Good evening, I’m from Essex
In case you couldn’t tell
My given name is Dickie
I come from Billericay
And I’m doing very well.

 

or Plaistow Patricia which I am not going to quote.  And London Calling by the Clash

 

London calling to the faraway towns
Now war is declared – and battle come down
London calling to the underworld
Come out of the cupboard, you boys and girls

 

But the best example of the contrast between the song about travel and place in England, and American comes from Paul Simon, from the same period of his career, 1964.

 

Paul Simon spent quite a lot of time in the mid 60s living and working in England. First he lived in London, then Brentwood in Essex, a town I know well.  He went out with a local girl, Kathy Chitty, and wrote several songs about her. I have been to gigs, seen my friends perform at the same folk clubs where he played. He wrote Homeward Bound during, or inspired by, a train journey from the North West of England back south and Widnes Station claims to be the station in question.

 

I’m sittin’ in the railway station
Got a ticket for my destination
On a tour of one night stands
My suitcase and guitar in hand
And every stop is neatly planned
For a poet and a one man band

Homeward bound
I wish I was
Homeward bound
Home, where my thought’s escaping
Home, where my music’s playing
Home, where my love lies waiting
Silently for me

 

I’m sitting on Widnes BR Station doesn’t sound right. In or on? We say on. Then he wrote this, whether about a real or an imaginary journey in America with Kathy I don’t know.

 

“Let us be lovers we’ll marry our fortunes together”
“I’ve got some real estate here in my bag”
So we bought a pack of cigarettes and Mrs.

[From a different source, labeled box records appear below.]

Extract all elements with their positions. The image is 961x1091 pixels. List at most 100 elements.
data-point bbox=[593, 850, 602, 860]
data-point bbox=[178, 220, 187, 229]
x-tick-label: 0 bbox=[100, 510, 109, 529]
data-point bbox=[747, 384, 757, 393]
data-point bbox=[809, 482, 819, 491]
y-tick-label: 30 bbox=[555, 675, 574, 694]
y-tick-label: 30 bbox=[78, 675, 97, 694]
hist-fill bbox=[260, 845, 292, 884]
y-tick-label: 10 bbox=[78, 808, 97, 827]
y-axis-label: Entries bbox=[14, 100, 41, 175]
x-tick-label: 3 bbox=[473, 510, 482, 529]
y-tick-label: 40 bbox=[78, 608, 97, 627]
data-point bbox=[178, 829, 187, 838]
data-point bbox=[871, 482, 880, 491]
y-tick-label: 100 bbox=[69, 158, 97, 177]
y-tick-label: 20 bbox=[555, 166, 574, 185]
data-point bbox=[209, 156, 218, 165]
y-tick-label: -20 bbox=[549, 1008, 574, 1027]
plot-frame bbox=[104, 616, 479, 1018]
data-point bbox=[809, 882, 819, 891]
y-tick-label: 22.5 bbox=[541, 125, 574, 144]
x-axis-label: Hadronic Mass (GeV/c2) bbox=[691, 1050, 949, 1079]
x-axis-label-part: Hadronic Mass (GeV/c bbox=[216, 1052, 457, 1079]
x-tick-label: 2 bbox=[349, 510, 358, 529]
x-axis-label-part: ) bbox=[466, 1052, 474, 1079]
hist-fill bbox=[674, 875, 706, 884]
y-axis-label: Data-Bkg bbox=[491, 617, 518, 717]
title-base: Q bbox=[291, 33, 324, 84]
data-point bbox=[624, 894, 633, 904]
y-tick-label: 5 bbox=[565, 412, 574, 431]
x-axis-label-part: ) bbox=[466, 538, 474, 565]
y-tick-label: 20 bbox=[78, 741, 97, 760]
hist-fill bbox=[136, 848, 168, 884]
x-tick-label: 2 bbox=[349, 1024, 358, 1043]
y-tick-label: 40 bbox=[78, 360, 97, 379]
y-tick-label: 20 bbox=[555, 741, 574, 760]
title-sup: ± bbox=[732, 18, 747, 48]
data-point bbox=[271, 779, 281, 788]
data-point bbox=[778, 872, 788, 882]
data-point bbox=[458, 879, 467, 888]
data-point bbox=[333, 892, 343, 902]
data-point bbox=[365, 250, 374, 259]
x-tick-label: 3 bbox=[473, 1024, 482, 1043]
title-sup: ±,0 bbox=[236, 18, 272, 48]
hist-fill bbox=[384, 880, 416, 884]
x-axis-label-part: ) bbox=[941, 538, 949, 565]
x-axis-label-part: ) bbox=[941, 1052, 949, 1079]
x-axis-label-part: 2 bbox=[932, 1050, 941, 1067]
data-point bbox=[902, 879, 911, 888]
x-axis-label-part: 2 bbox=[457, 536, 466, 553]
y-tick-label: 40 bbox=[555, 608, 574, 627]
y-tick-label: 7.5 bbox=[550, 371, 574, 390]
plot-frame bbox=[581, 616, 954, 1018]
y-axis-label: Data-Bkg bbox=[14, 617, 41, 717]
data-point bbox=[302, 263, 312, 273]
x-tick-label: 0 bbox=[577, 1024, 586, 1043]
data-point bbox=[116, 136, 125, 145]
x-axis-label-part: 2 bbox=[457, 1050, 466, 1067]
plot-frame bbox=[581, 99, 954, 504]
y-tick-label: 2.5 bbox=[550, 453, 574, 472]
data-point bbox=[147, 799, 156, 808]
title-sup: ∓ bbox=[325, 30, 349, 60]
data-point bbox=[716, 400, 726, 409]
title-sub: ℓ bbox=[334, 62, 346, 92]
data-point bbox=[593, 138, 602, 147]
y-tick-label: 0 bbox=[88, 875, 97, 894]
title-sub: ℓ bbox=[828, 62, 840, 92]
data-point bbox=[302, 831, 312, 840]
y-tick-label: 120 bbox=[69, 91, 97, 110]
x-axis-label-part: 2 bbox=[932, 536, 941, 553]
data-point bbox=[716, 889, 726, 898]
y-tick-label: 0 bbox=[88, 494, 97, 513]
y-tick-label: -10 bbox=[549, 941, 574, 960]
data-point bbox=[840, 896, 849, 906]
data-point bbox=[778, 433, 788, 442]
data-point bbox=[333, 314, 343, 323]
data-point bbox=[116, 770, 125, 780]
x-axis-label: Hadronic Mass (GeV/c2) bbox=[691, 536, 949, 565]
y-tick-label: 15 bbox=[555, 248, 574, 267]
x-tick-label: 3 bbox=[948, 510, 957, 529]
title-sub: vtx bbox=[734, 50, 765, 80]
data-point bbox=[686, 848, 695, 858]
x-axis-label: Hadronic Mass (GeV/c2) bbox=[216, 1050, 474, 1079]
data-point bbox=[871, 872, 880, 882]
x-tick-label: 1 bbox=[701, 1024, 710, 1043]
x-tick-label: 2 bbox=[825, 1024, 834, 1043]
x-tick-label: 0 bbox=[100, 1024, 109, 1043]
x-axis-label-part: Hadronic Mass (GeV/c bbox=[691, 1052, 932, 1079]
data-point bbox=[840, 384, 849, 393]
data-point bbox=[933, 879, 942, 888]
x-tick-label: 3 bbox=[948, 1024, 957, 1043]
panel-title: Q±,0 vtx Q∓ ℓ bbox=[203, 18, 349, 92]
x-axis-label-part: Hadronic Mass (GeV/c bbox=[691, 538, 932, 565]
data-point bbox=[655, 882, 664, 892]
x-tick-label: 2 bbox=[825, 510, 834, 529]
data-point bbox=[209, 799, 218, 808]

Wagner pies
And we walked off to look for America

“Kathy,” I said as we boarded a Greyhound in Pittsburgh
“Michigan seems like a dream to me now”
It took me four days to hitchhike from Saginaw
I’ve gone to look for America

Laughing on the bus
Playing games with the faces
She said the man in the gabardine suit was a spy
I said “Be careful his bowtie is really a camera”

“Toss me a cigarette, I think there’s one in my raincoat”
“We smoked the last one an hour ago”
So I looked at the scenery, she read her magazine
And the moon rose over an open field

“Kathy, I’m lost,” I said, though I knew she was sleeping
I’m empty and aching and I don’t know why
Counting the cars on the New Jersey Turnpike
They’ve all gone to look for America
All gone to look for America
All gone to look for America

 

“It took me four days to hitchhike from Saginaw” The English equivalent, “Took me 3 hours to get off the Accrington Ring Road” doesn’t seem quite right either.  It just does not work. Greyhound Buses are not National Express coaches. National Express only inspires bad novelty records.  British Rail, post age of steam, post privatisation, doesn’t even merit that.

 

But the tunes are all good. And we can dream.